Additive manufacturing or 3D printing offers the chance to create complex 3D geometries for specific goals in aerospace, energy, automotive, and medical applications. This type of printing enables the manufacturing of elements that are either economically unfeasible or difficult to manufacture through the usual processes, along with low material waste and decreased tooling requirements. Despite these advantages, the mechanical characteristics of fabricated components remain challenging due to the anisotropic behavior of AM specific microstructure.

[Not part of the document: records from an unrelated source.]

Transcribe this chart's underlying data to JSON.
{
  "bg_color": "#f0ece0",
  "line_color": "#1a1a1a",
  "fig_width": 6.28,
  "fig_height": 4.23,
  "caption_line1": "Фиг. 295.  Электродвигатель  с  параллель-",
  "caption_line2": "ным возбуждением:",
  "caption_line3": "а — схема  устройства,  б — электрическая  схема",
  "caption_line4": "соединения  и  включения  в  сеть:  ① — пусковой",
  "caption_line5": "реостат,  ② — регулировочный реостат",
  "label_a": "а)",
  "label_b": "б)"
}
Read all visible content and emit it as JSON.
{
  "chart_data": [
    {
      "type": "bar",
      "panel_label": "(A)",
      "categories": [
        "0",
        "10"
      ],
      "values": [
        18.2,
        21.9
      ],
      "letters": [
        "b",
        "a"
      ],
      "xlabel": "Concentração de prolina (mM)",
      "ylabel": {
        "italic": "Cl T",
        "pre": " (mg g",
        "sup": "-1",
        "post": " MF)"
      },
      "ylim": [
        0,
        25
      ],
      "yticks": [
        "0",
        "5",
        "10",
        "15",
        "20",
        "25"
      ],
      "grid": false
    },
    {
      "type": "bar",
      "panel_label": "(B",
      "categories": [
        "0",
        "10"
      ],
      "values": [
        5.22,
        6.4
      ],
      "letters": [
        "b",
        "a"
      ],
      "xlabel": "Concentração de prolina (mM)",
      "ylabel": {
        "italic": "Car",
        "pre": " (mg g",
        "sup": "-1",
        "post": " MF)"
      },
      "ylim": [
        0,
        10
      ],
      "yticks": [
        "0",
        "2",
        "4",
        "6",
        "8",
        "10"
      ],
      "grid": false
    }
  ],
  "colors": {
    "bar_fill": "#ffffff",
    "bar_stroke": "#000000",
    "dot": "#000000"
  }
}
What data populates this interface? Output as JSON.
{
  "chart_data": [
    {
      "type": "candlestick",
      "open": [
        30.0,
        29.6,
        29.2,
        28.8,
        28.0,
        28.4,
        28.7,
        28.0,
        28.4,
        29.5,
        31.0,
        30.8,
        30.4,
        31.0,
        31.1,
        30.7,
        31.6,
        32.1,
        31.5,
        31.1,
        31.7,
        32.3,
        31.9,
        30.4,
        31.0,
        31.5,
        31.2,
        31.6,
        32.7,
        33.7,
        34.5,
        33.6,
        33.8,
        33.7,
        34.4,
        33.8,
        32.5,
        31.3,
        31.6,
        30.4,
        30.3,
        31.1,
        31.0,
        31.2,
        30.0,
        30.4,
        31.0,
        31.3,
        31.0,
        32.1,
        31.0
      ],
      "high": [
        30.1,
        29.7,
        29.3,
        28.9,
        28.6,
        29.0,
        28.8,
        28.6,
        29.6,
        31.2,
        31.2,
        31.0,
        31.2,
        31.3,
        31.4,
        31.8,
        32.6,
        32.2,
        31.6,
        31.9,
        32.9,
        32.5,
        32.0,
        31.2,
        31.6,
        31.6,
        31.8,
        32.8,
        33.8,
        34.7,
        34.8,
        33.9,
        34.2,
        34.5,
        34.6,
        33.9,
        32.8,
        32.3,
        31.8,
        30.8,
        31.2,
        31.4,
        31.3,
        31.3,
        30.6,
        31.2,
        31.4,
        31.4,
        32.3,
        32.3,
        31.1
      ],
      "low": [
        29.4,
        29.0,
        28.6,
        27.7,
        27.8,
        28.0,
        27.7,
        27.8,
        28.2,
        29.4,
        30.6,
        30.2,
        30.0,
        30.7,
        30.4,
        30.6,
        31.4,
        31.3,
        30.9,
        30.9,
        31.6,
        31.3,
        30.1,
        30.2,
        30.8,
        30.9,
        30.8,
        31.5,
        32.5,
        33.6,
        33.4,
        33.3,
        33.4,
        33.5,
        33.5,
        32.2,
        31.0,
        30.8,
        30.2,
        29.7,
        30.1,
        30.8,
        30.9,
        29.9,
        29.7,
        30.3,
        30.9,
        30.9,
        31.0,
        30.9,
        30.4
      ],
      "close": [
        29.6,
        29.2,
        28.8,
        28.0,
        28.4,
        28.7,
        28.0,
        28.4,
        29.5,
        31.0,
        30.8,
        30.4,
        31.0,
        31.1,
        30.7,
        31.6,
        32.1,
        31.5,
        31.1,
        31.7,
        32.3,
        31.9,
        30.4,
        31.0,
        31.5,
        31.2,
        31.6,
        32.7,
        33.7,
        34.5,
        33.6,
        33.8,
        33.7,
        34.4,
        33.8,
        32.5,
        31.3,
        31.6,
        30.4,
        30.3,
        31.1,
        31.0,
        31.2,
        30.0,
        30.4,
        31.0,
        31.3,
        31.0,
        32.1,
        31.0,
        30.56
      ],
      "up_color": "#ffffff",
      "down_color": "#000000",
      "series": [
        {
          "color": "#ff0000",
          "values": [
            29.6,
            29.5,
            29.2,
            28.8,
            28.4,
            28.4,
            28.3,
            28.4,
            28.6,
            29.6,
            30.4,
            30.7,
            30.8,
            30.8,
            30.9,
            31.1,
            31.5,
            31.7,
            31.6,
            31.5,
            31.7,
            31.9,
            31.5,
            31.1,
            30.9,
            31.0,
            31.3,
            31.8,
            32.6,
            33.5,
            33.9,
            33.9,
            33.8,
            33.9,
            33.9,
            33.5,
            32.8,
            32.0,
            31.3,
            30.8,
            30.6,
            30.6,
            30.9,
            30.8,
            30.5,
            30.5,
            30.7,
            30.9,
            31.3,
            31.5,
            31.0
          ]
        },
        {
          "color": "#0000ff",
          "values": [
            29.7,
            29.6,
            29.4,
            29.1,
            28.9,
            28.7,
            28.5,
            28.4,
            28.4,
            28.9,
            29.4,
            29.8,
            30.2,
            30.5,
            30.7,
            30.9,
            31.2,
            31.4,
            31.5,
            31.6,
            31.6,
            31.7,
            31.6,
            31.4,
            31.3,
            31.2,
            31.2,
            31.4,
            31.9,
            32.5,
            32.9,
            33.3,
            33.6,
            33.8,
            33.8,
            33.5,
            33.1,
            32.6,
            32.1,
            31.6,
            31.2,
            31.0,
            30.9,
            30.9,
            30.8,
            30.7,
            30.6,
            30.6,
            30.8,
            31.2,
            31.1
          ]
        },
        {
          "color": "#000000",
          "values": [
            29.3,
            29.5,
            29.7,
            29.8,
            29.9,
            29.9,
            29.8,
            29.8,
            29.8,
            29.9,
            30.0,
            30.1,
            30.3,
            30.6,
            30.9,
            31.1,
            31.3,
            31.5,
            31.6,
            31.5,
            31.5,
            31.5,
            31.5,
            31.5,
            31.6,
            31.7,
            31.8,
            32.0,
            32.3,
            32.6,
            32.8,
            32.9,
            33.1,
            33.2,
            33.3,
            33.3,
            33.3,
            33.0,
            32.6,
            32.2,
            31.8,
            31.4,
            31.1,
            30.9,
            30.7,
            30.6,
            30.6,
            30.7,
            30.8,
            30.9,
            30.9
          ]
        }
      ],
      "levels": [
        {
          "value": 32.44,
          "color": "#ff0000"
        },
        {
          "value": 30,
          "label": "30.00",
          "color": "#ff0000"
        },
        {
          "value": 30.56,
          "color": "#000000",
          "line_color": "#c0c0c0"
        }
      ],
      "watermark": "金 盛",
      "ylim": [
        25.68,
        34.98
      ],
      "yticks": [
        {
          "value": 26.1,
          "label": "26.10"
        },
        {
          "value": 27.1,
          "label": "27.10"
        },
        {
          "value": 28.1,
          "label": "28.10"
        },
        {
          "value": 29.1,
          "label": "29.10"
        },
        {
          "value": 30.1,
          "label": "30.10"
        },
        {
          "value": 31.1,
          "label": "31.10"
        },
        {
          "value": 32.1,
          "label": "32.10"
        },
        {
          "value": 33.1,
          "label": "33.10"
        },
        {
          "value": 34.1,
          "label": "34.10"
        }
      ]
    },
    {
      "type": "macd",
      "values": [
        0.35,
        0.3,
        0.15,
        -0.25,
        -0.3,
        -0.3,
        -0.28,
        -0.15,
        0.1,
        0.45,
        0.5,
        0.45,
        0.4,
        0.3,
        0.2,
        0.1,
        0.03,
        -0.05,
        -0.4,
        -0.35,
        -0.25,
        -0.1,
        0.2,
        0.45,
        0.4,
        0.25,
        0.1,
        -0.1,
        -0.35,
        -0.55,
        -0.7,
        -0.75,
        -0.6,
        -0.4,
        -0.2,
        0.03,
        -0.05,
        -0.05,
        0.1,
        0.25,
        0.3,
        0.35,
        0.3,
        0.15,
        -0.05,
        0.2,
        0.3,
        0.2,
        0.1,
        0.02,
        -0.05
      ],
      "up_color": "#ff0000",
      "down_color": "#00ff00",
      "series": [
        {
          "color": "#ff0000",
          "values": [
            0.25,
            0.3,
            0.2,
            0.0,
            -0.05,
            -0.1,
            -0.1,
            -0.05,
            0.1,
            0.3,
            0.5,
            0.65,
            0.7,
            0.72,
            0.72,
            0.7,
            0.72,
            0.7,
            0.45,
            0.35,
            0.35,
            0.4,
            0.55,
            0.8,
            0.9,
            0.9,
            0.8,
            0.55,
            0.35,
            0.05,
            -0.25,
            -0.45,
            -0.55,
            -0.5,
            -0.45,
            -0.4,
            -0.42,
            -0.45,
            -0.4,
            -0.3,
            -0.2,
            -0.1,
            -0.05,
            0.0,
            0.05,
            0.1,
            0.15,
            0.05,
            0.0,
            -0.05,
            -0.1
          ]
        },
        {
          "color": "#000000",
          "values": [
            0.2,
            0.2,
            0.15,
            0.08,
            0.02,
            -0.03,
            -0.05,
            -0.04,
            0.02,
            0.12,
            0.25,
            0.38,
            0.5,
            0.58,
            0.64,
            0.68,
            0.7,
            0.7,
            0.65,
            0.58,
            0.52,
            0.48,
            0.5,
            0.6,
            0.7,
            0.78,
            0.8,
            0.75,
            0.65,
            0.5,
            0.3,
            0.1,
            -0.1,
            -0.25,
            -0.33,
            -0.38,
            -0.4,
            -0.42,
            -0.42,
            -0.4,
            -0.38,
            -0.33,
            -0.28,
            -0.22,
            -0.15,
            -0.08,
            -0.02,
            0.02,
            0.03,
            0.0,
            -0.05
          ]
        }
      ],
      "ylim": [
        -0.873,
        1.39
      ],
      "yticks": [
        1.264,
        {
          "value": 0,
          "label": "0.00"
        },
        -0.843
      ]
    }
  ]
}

The objectives of this thesis were to investigate the microstructure of Alloy 718 manufactured through electron beam melting (EBM), under both as-built and post-treated conditions. In this study, samples were subjected to hot isostatic pressing (HIP) and HIP + solution treatment aging (STA) post-treatments. All samples were produced in the vertical direction in rectangular solid geometry. The studies involved grain width measurements, phases, and defects present, and their respective distribution, also microhardness tests.

The result demonstrates that microstructures were affected by the thermal history, especially concerning temperature and cooling rates. The HIP treatment results in a considerable decrease in the defects amount and dissolution of γ" phase. Consequently, a reduction in hardness for the HIP condition was observed. Furthermore, post-treatments did not affect the inclusions and NbC because of their high solvus temperature. For HIP+STA treatment, a slight rise in hardness value was recorded compared with the as-built condition, which is attributed to re-precipitation of γ" during the two-step aging process whereas grain width remains steady for all conditions in the hatch region.